İkinci bir konu ise bugün kendini bana ve bloğuma karşı vefasız hisseden Huzursuz Ruhlar Barınağı ile oturduk lafladık birkaç saat. Dedikodular, laflar, şunlar, bunlar derken nasıl bir blog olması konusunda konuştuk. Blog tutmak günlük tutmak gibi bir şey. Sonuçta burada yazmadığım zamanlar başka yerlerde bir şeyler yazıyorum… Her ne kadar bir çatı altında toplanacak kadar düzgün yazım sitilim ve kurgulu hikayelerim olmasa da yazmak bana zevk veriyor. Bakınız kimin aklına gelir ki kişisel depresyon anları diye bir blog sitesi varmış ve bir şeyler yazıyormuş diye. Giren çıkan sayısı da belli… Malum msnimde sürekli bir reklam domaini gezinmekte www.kisiseldepresyonanlari.com diye. Eh hal böylede olunca arkadaşlar ayıp olmasın diye arada tıklamıyor da değil sağ olsunlar.
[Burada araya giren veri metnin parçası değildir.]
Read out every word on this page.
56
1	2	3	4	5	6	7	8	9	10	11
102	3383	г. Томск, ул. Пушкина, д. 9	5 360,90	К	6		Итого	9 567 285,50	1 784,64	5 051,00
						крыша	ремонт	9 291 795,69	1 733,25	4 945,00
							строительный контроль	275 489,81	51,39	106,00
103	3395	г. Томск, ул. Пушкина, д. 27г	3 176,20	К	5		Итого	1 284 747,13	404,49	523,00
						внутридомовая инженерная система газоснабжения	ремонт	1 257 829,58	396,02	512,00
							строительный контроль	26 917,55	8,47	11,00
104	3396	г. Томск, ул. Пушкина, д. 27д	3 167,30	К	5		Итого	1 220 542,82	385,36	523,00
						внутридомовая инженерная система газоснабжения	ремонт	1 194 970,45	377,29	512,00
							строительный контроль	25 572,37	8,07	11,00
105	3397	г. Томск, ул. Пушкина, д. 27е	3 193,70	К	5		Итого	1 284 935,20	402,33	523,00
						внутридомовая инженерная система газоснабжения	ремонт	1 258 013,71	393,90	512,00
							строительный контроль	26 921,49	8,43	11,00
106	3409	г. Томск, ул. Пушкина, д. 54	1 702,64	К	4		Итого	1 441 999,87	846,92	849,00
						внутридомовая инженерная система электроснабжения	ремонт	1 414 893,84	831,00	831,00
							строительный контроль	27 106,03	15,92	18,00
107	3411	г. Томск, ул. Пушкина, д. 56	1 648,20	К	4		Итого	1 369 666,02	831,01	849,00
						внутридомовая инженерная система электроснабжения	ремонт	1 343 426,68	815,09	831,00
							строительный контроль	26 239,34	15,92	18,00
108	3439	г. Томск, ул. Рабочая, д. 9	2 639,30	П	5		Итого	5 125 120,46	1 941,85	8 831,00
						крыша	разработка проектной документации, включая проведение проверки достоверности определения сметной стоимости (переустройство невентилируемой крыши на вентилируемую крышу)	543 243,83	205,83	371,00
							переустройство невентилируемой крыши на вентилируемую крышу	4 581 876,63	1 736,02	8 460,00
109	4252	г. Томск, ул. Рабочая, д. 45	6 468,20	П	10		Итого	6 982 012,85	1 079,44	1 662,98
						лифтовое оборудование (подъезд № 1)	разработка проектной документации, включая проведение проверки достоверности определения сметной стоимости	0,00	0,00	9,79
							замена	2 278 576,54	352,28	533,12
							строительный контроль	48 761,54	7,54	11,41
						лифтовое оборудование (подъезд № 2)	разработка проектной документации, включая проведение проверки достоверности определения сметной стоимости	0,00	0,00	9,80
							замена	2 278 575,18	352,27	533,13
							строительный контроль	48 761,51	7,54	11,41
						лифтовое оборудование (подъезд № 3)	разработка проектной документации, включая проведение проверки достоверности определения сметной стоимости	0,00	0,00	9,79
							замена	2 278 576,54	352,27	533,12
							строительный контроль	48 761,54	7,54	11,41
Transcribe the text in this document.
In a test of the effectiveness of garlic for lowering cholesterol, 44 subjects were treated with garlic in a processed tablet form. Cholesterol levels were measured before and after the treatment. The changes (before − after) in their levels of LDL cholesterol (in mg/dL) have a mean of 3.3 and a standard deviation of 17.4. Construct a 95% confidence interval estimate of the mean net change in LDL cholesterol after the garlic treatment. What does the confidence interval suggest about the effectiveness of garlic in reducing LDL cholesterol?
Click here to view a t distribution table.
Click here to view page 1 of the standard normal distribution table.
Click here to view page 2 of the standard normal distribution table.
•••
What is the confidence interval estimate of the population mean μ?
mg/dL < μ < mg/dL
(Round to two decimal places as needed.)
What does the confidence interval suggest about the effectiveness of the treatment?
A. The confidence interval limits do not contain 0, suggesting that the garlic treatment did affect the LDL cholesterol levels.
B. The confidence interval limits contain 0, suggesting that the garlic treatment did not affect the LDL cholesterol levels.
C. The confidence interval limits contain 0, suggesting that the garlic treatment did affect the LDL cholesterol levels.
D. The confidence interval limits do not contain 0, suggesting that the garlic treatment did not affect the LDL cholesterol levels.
Velhasıl blog bu. Her insan sürekli mutlu, sürekli depresif olamayacağı gibi günlük hatta anlık kişisel durumları da değişebilir. İlk zamanlarımı hatırlıyorum yeni danıştığım insanların bana bu ne negatiflik, bu ne vazgeçmişlik deyip yanımdan kaçtıklarını… Sanırım insan oldum. J Az asosyal ama arada gülebilen…

Üçüncüsü insanlar bunalım yazdığımı söylüyorlar… Buna hayır diyorum. Neden mi? Yazdıklarım bunalım değil çünkü hepsi bir hikayenin parçası ama birleştirmekte zorluk çekiyorum. Aslında son dönemde şuna da karar verdim… Okuduğum kitaplara baktığımda çoğunluk psikolojik, paranormal, korku, bilimkurgu, fantastik vs… olarak karşıma çıkıyor okuduğum en düzgün edebi eser herhalde “Teleny”dir Oscar Wilde’tan. J Malum okuyan bilir. E hal böyleyken kendimin çıkıp drama, komedi yazmasını bekleyemem… Bazı sapmalar olabilir ama bu kalıcı olacağı anlamına gelmez.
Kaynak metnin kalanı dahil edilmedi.